If you’re tuning in to see The Pam Roach Show on TVW this morning, here are some materials we recommend reading to appreciate the damage and gridlock that supermajority requirements have caused in other states in the Union, notably California, which has previously required a two-thirds vote to pass budgets as well as raise revenue.
- Center on Budget and Policy Priorities: Six Reasons Why Supermajority Requirements to Raise Taxes Are a Bad Idea (February 2012)
- Key excerpt: “An argument often heard in debates over supermajorities is that state taxes should be lower. But there is little evidence that states with such requirements actually have lower taxes. The average state with a constitutional supermajority rule covering all tax increases has tax levels that are nearly identical to the tax levels in the average other state. Taxes have been flat as a share of personal income in both supermajority and non-supermajority states for the last three decades.”
- PBS: Gridlock Grips California Government (November 2011)
- Key excerpt: “It takes a two-thirds vote in the legislature to raise taxes, and the Republicans (like their counterparts in Washington) would not vote for any such increase. So the governor cut money for schools, universities, health care, social services, parks and practically everything else the state is involved in. This is not good news for those who depend on state aid.”
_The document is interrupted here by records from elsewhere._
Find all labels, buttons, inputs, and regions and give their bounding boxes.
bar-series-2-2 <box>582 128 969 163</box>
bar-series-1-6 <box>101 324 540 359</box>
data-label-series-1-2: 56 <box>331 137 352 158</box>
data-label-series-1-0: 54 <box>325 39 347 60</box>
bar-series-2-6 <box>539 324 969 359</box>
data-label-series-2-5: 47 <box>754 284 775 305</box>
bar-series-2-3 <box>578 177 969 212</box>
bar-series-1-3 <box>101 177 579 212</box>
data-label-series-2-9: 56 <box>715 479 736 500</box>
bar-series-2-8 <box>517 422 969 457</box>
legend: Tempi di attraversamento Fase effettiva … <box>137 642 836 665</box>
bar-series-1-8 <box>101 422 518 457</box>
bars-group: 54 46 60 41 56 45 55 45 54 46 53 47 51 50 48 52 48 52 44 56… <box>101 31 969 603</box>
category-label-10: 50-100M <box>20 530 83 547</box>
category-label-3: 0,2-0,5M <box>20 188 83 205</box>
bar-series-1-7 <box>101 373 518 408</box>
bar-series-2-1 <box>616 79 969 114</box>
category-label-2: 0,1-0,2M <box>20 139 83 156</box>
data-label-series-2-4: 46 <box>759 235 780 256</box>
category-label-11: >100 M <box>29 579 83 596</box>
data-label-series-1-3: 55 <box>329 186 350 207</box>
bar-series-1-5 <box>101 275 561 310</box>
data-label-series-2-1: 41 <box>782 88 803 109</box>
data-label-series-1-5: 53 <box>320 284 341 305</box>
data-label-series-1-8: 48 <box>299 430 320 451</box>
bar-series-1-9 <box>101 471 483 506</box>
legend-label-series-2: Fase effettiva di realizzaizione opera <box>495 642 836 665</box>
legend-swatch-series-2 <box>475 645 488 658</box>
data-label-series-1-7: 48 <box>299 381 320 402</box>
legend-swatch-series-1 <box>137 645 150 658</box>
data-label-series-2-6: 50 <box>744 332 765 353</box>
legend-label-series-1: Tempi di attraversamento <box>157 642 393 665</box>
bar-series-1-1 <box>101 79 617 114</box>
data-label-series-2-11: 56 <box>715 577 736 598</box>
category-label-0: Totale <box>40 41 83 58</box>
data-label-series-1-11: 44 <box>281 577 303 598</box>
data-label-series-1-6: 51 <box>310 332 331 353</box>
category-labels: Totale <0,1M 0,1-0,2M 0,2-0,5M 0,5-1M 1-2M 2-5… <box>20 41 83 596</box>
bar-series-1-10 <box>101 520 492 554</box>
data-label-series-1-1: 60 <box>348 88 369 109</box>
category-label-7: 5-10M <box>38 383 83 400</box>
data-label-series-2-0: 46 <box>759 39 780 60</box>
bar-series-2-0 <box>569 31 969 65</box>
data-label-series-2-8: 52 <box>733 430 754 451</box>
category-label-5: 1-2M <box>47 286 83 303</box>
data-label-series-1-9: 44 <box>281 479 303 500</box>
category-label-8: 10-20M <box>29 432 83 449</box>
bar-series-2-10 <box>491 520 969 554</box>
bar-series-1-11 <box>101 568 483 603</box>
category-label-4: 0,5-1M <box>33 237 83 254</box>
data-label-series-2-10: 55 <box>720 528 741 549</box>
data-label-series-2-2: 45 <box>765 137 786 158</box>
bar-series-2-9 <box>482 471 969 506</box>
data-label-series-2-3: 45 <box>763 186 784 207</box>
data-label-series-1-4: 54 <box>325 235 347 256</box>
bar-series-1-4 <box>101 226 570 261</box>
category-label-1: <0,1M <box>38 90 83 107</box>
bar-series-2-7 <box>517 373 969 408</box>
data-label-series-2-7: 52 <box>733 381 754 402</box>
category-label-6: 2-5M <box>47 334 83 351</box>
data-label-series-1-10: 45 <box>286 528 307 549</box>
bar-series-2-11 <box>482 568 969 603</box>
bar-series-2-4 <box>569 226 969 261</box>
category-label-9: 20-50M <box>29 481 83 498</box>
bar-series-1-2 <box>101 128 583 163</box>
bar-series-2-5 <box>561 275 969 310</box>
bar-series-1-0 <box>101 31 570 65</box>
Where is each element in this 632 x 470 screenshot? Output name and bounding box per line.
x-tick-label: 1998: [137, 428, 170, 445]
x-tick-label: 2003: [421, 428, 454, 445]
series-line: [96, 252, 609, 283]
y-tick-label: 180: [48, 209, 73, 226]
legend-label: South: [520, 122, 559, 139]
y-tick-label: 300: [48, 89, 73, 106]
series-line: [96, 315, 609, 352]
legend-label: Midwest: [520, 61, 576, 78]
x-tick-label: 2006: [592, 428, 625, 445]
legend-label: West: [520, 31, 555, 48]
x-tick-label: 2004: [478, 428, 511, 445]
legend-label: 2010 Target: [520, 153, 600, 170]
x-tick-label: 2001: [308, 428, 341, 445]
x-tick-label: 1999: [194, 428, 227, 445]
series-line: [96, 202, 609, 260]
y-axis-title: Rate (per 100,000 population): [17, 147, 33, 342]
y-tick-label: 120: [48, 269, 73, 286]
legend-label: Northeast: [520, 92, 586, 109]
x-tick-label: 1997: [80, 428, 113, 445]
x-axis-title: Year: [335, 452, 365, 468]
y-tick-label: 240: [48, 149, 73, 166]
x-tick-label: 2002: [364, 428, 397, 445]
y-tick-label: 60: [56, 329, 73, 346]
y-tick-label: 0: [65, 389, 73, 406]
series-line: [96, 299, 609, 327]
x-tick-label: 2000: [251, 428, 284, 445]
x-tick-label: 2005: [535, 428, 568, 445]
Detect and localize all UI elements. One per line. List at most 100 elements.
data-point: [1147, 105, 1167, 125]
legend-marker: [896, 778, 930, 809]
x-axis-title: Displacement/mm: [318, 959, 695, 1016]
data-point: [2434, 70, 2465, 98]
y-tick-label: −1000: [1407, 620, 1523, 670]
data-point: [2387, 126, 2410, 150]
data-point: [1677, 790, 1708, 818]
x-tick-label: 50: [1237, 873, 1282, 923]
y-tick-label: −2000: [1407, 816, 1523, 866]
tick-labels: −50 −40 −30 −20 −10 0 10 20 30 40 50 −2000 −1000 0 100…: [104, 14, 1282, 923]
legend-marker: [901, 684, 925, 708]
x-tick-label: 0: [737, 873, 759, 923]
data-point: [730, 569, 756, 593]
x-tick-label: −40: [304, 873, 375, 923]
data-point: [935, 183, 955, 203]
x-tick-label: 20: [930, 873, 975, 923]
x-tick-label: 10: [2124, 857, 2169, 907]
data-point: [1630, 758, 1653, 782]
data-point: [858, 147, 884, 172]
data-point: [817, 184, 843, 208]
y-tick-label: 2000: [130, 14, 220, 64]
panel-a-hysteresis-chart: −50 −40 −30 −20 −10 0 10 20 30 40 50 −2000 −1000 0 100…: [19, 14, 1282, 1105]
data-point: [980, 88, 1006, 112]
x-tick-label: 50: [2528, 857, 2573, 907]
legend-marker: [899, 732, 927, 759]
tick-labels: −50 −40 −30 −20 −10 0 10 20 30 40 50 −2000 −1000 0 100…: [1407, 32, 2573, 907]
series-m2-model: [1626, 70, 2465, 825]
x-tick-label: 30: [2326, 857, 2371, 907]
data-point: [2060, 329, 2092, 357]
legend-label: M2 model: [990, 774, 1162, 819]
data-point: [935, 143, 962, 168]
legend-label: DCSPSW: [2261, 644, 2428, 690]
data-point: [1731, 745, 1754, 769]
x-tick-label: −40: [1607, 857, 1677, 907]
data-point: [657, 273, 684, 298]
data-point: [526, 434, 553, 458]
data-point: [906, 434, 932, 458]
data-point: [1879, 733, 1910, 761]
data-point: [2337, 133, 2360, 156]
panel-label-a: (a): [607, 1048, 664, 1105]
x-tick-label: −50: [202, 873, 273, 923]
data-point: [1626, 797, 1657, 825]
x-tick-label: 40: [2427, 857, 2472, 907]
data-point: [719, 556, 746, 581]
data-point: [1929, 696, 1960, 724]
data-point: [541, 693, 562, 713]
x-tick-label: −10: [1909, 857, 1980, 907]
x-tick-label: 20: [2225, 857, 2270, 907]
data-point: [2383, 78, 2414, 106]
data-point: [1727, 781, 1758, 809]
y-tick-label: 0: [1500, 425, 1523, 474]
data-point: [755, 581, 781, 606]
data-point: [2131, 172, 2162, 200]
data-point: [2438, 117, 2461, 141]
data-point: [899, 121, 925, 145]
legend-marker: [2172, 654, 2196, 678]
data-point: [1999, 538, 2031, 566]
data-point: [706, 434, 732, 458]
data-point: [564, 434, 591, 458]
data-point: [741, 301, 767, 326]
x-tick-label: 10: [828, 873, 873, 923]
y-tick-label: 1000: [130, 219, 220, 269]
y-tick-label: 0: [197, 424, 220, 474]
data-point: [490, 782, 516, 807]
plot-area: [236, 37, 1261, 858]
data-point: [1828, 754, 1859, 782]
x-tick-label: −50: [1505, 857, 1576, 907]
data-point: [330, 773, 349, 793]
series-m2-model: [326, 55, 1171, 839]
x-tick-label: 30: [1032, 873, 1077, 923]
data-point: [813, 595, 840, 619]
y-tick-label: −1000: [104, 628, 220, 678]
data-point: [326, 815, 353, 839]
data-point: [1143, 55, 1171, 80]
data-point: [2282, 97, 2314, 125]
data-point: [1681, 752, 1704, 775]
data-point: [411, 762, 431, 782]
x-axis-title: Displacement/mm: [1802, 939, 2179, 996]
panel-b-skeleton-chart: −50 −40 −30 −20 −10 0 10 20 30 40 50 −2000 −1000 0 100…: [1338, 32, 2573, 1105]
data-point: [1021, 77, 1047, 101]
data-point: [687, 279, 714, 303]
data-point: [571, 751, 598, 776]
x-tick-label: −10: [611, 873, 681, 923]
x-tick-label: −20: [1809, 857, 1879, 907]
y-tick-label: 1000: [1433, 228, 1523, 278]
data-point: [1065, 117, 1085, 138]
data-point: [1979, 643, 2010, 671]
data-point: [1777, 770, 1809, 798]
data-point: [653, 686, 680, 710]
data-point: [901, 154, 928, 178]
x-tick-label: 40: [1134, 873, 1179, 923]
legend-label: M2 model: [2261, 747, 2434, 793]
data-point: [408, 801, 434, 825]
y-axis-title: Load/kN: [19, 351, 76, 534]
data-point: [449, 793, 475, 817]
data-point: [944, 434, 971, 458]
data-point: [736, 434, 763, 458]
- State Building & Construction Trades Council of California: That’s Enough Gridlock; Time to End the Two-Thirds Vote Threshold for Tax Measures (February 2013)
- Key Excerpt: “It’s pretty clear that this arbitrary two-thirds requirement is causing great harm throughout California. It is unfair and unjust, it is thwarting the will of the people, and it is harming our quality of life by blocking badly needed improvements for transportation and other infrastructure building.”
- Michigan League for Human Services: Supermajority Proposal: A Super-Bad Idea for Michigan (June 2012)
- Key Excerpt: “Efforts to end ineffective and unfair tax breaks that benefit large, profitable corporations and other special interests would also be subject to the supermajority requirement since they would raise revenue. This would make it much more difficult to eliminate them even if they fail to create jobs. But only a simple majority would be needed to create or expand costly tax loopholes.”
At NPI, we believe majority rule is good for Democrats and Republicans alike. We believe we should learn from the experience of states like California, which have been paralyzed by legislative gridlock due to undemocratic, unwise schemes that allow a submajority to dictate what happens to revenue bills and budgets.
Our state’s founders discussed what the appropriate threshold for passage of bills was when they wrote our Constitution, and they decided, appropriately, that a majority vote was the only standard that made sense. Our tradition of majority rule has served us well since statehood, and we ought to keep it. SJR 8211 should be rejected.